Autre chantier, la mise en place de contrats de travail avec les propriétaires de Sotrama, les véhicules n’appartenant pas pour la plupart aux chauffeurs. « Il faut comprendre que les gens courent derrière la recette. Plus tu fais de rotations, plus tu rapportes de l’argent. L’augmentation des tarifs des transports et des Sotrama en particulier n’a pas suivi celle des prix des carburants. Il nous faut donc faire plus pour gagner comme avant. Or les patrons ne l’entendent pas de cette oreille et veulent récupérer l’argent investi dans le véhicule », explique Boubacar, chauffeur. « C’est pourquoi on est obligé de conduire toute la journée. On tient en prenant notre café renforcé, que certains qualifient d’excitant », poursuit-il. « C’est aussi nécessaire pour gagner un peu d’argent au-delà de la recette. C’est cela qui nous permet de joindre les deux bouts, le salaire mensuel étant largement insuffisant ». Il faut souligner que le montant de la recette et la rémunération d’un chauffeur font généralement l’objet d’une convention signée avec le propriétaire. « La recette peut être versée de manière quotidienne, hebdomadaire ou mensuelle. Les salaires tournent autour de 50 à 75 000 francs CFA par mois ».

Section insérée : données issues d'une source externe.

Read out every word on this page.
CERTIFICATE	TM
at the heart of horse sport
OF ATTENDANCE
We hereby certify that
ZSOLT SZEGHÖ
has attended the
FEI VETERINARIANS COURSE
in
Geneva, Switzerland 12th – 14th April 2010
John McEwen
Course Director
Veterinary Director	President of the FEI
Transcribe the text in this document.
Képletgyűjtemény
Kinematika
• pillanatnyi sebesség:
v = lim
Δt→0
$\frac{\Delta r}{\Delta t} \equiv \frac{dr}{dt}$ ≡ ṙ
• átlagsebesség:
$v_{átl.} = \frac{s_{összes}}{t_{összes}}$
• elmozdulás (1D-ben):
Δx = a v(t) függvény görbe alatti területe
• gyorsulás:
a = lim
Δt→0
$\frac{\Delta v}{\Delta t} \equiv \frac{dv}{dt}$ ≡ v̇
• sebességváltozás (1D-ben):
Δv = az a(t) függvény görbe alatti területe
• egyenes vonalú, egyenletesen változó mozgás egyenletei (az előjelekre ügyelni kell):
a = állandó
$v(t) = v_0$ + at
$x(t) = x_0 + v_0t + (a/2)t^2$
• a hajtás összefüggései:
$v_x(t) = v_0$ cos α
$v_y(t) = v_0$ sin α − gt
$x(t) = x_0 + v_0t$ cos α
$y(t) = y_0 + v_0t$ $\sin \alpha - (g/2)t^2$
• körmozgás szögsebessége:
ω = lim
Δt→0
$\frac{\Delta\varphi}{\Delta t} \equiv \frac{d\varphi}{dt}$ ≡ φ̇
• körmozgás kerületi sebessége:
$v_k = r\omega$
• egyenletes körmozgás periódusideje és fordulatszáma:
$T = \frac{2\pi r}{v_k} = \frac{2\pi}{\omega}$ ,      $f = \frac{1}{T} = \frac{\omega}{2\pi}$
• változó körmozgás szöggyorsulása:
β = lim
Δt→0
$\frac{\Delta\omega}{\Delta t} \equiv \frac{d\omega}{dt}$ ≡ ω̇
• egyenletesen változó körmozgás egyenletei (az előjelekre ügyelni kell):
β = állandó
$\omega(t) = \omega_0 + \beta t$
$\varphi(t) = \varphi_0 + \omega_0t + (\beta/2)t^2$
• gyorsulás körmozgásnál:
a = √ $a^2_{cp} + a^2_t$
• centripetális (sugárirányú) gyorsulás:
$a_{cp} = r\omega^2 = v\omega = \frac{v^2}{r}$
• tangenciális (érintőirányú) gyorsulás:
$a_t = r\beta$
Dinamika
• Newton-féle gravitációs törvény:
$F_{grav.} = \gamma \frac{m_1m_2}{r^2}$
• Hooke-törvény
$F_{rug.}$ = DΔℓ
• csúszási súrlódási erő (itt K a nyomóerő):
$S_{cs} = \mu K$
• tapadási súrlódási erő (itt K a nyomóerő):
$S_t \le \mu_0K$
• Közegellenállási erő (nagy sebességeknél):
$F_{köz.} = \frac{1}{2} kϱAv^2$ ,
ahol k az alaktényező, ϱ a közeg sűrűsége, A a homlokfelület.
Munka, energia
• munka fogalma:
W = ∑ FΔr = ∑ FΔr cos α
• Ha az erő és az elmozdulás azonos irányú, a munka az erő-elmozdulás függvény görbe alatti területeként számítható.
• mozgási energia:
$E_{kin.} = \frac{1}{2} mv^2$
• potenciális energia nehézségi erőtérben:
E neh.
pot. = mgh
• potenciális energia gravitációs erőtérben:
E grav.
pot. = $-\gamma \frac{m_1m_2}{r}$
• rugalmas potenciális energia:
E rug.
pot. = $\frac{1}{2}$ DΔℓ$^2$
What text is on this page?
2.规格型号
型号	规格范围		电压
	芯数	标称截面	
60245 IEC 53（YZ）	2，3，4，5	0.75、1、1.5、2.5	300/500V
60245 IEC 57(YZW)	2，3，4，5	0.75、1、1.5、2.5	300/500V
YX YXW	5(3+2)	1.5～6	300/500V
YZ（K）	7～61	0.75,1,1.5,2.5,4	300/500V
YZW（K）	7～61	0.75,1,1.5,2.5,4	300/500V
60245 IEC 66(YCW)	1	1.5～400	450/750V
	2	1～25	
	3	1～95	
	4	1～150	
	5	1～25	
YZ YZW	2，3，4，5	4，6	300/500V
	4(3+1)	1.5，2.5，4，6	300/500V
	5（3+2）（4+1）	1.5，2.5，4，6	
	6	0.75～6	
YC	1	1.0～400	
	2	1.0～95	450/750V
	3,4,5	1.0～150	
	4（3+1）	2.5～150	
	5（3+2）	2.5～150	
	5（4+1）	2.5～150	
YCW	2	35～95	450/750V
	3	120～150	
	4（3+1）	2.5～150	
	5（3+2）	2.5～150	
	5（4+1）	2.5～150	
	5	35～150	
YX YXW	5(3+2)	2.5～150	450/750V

Quant aux usagers, qui suivent en victimes impuissantes et résignées les péripéties de la corporation, ils espèrent qu’à défaut d’une alternative durable aux Sotrama, ces derniers apprennent surtout le respect du client. « J’emprunte les Sotrama depuis que leur tarif était de 25 francs. A l’époque, on nous traitait comme des rois » se souvient, nostalgique, Binké Koné. Mariam Koné vendeuse au centre-ville, exprime tout haut ce que pensent souvent les passagers. « Je sors de chez moi pour venir vendre. Je n’insulte aucun client. Je respecte mes ainés. Je ne supporte pas qu’on insulte quelqu’un qui a le même âge que mon père ou ma mère ». Elle espère que des mouvements en cours sorte une direction des chauffeurs qui travaille « dans la cohésion et par le consensus au lieu des machettes », pour que les choses changent. Dans le bon sens.